The resilient economy is keeping rates higher, prompting economists to reconsider expectations about interest rate cuts, which typically impact the direction of mortgage rates. Some forecasts had predicted rate cuts as early as this spring, but it appears unlikely that the Federal Reserve will take any action until later in the year.

Bright MLS Chief Economist Lisa Sturtevant, for one, is now expecting rate cuts to happen this summer rather than in the spring.

"This Friday's employment report, which likely will include a revision to January's robust numbers, will be key to watch for guidance on the timing of Federal Reserve action," Sturtevant said.

The Fed isn't providing many hints about when cuts could happen.
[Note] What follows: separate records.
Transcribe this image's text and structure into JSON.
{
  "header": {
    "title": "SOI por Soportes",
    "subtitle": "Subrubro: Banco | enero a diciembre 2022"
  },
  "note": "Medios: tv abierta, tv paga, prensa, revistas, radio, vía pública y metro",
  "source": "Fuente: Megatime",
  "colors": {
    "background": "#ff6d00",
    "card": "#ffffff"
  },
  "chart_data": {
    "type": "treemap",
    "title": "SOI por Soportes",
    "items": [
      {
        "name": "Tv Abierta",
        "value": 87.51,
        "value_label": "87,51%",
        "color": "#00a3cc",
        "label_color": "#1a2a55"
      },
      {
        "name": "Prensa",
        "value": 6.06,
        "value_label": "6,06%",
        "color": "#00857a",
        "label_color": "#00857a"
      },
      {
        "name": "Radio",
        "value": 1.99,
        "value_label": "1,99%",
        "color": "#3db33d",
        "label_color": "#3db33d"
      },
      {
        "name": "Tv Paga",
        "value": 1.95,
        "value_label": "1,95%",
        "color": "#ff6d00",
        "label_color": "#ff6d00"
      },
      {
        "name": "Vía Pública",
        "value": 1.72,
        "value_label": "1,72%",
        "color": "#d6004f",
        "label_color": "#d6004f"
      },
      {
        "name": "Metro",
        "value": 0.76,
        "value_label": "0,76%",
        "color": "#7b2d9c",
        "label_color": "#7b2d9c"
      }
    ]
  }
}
In a speech on Feb. 28, New York Federal Reserve President John Williams said that while there is still some work to do, the door is opening to interest rate cuts "this year," depending on data, according to Reuters.

Without providing a timeline, Williams did suggest that three cuts could be coming sometime this year.

"While the economy has come a long way toward achieving better balance and reaching our 2% inflation goal, we are not there yet," Williams said.

Inventory is building, but mortgage applications haven't picked up yet

The one bit of good news for buyers is that elevated mortgage rates are allowing more inventory to build. Redfin's weekly report noted that new listings rose 13% year-over-year during the four weeks ending Feb. 25, the biggest jump in nearly three years.

And Altos Research noted in its weekly report that there are more sellers and fewer buyers heading into spring. Price reductions also ticked up this week for the first time since November, said Altos Founder Mike Simonsen. That doesn't mean home prices are necessarily falling yet, but they are softening.

"It is simply very clear evidence of how homebuyers wait when mortgage rates stay higher for longer," Simonsen said.

According to the company's research, there are 498,000 single-family homes for sale, which is 16% higher than last year but below pre-pandemic levels for this time of year.

Even as inventory has picked up, higher mortgage rates have stalled loan activity, said Mike Fratantoni, chief economist at the Mortgage Bankers Association.  

Applications for mortgages decreased by 5.6% from a week earlier, according to MBA data. Purchase applications were down 12% compared to a year ago.